The Wildlife Conservation Trust in India has developed a tool for restoring large-scale landscapes covering millions of hectares across the country. Through a combination of GIS and field studies (e.g. radio telemetry of tigers), maps are created showing how ecological corridors can be recreated to protect the well-being of both people and wildlife. These maps will be able to guide policy and developments at local, regional and national levels, like planning of roads, railways, power lines and canals.


Rewilding Europe is the first and only European-wide initiative that uses a unique and historical opportunity to advocate a vision for a wilder Europe. This is done through creating large areas of wild nature and abundant wildlife across our continent that become inspirational showcases, working in support of both Europe’s nature and people. In eight landscapes covering an area of c. 4.5 million hectares in different parts of the European Continent, Rewilding Europe and dedicated local partner organizations pioneer a wide range of rewilding efforts. Work focuses on reinforcing natural processes, supporting wildlife comeback, building nature-based economies, and scaling up these examples. Specific actions include restoring natural grazing systems, reflooding of former polders an rewetting peatlands, reintroducing keystone species, restoring waterways and wetlands, establishing wildlife corridors, developing innovative business models, and supporting local entrepreneurship. Financial support to such enterprises is provided by a loan facility called Rewilding Europe Capital.

In addition, Rewilding Europe facilitates a capacity building and experience sharing initiative – the European Rewilding Network now involving 56 rewilding initiatives in 26 countries covering an additional 5 million hectares of land and water. See for more information.


Tompkins Conservation has spent nearly three decades working to rewild a healthy planet with big, wild, and connected landscapes where human communities, animals and plants can thrive. We build partnerships with communities, organizations, and governments and work to foster public support and economic vitality that is inextricably linked to a healthy natural world. Our team proudly defends nature and seeks to spark activism in others. We are actively restoring habitat and reintroducing key species, such as the jaguar, giant river otter, Darwin’s rhea and many more through a rewilding initiative that is considered the most ambitious of its kind in the Americas. Collaborating with public and private partners, the organization has driven the creation of 13 national parks, protecting 14.5 million acres. A 501(c)(3) public charity, Tompkins Conservation carries out conservation projects through our strategic partners Tompkins Conservation Chile and Rewilding Argentina.

In Brazil, the Yawanawa Tribe stewards 250,000 hectares of primary forest and grassland. The Instituto Araguaia de Protecao Ambiental together with partners aims at protecting the 4 million hectare Bananal-Araguaia Ecological Corridor at the heart of Brazil where the Pantanal, the Amazon and the Cerrado meet, including the largest freshwater island in the world (the 2 million hectare Ilha do Bananal), home to 20 native Karaja-Javaé and Ava-Kanoero Indian reserves.

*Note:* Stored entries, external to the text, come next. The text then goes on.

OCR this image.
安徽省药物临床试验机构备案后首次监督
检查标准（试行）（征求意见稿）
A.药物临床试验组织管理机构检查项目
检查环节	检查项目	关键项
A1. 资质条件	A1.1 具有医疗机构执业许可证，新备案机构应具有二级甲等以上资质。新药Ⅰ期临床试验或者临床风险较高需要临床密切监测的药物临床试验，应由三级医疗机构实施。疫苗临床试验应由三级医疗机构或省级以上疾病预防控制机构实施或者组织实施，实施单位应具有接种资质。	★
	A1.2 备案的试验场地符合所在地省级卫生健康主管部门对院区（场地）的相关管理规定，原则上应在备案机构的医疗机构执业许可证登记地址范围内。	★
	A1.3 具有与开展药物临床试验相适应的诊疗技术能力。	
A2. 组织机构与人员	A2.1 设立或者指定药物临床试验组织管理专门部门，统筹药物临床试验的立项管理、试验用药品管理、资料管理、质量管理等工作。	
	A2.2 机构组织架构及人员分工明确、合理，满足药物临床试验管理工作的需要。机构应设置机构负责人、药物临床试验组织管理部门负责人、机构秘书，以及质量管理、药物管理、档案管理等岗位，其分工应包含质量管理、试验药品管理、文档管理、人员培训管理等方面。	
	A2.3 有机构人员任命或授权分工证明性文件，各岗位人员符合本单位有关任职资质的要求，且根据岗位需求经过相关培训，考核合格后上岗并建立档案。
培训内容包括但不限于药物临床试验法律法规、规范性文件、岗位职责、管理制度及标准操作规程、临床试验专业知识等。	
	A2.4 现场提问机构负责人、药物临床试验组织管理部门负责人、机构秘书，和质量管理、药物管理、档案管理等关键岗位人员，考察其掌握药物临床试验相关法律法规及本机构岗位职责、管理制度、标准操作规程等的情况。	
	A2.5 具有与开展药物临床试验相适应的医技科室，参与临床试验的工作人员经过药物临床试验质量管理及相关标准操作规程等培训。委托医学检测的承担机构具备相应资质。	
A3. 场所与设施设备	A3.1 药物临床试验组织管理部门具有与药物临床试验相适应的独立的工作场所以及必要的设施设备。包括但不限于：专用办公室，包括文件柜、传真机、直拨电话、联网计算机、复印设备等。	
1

The Yellowstone to Yukon initiative stretches 2,000 miles (3,200-kilometers) from the Greater Yellowstone Ecosystems to Canada’s Yukon, spanning five American states, two Canadian provinces, two Canadian territories, and the traditional territories of at least 75 Indigenous groups. The Wyoming Wilderness Association aims at defending 3.2 million hectares of wild, roadless lands and safeguard their future of which 445,000 hectares have already been protected.



The following five initiatives have a significant track record of achievements and magnification:


Founded by three organizations from Africa, Europe and North America the WFG focuses on two pillars: World Wilderness Congress (WWC) and the Wilderness Specialist Group of the IUCN World Commission on Protected Areas. With its 45 years history of accomplishments across every continent, the WWC is the longest-running, international, environmental forum linking governments, international and national cultural and scientific organizations, grassroots initiatives, Indigenous and global leaders to share lessons and identify new, innovative solutions. Among its achievements was initiating in 1984 the process leading to the creation of the Global Environmental Facility in 1992, the global conservation vision Nature Needs Half in 2009, and – in 2020 – the Global Charter for Rewilding the Earth. Each of the founding organizations has a strong track record in working on the ground, implementing conservation in practice.

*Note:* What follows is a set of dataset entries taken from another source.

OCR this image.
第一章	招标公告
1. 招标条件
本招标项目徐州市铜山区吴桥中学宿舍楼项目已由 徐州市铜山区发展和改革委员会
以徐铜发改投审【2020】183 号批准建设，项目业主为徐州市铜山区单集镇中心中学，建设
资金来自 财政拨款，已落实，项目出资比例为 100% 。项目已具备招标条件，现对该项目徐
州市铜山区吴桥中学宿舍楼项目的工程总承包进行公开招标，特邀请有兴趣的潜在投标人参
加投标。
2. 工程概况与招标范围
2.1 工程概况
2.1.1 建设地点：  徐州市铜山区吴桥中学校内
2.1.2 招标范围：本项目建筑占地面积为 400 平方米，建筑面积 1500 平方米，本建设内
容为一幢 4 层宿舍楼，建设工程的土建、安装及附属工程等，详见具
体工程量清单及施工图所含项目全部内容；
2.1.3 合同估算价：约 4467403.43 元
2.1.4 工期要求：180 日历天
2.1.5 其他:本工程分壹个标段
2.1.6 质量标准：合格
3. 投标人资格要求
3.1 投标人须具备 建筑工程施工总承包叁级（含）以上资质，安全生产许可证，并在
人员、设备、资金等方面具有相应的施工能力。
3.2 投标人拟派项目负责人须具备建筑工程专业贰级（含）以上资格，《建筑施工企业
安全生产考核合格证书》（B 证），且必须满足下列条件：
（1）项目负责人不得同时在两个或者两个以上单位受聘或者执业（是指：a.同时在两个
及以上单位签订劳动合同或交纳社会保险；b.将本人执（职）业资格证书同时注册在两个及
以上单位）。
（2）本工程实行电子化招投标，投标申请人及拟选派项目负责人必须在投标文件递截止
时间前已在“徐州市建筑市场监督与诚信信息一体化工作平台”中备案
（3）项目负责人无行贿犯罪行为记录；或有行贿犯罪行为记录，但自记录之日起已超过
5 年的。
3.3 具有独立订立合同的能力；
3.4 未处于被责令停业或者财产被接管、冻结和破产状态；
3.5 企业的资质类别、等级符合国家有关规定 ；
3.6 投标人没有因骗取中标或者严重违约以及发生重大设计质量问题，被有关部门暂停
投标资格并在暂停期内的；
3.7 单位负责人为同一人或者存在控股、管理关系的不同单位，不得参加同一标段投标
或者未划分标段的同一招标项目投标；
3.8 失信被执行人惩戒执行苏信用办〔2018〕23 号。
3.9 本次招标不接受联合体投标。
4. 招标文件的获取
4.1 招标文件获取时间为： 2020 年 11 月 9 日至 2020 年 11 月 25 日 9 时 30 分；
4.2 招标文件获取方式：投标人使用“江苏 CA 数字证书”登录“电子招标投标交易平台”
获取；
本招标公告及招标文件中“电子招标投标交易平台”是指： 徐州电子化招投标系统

NNH is an international coalition of scientists, conservationists, nonprofits, and public officials defending nature at the scale needed for nature to continue functioning for the benefit of all life including human well-being. Focused on movement-building, through its 43 partners in 20 countries the NNH coalition shares practical, inspiring examples of large-scale conservation initiatives across the globe, develops and communicates new science advancements, purchases and protects key biodiversity areas, and undertakes active advocacy at national and international levels.


This youth initiative has a six-year history of producing knowledge and capacity-building initiatives, delivering mentorship programs, and building communities in 107 countries to more than  1,100 emerging leaders, and manages UNEPs Young Heroes of the Earth program.


Over the past ten years, GWC has worked to conserve wildlife and habitats in more than 50 countries and has helped establish over 30 protected areas, home to more than 150 endangered species, impacting over 20,000 species.


Focused on policy, this task force is developing long-range practitioner’s guidelines so that practical rewilding has a basis of common knowledge, method, and technique.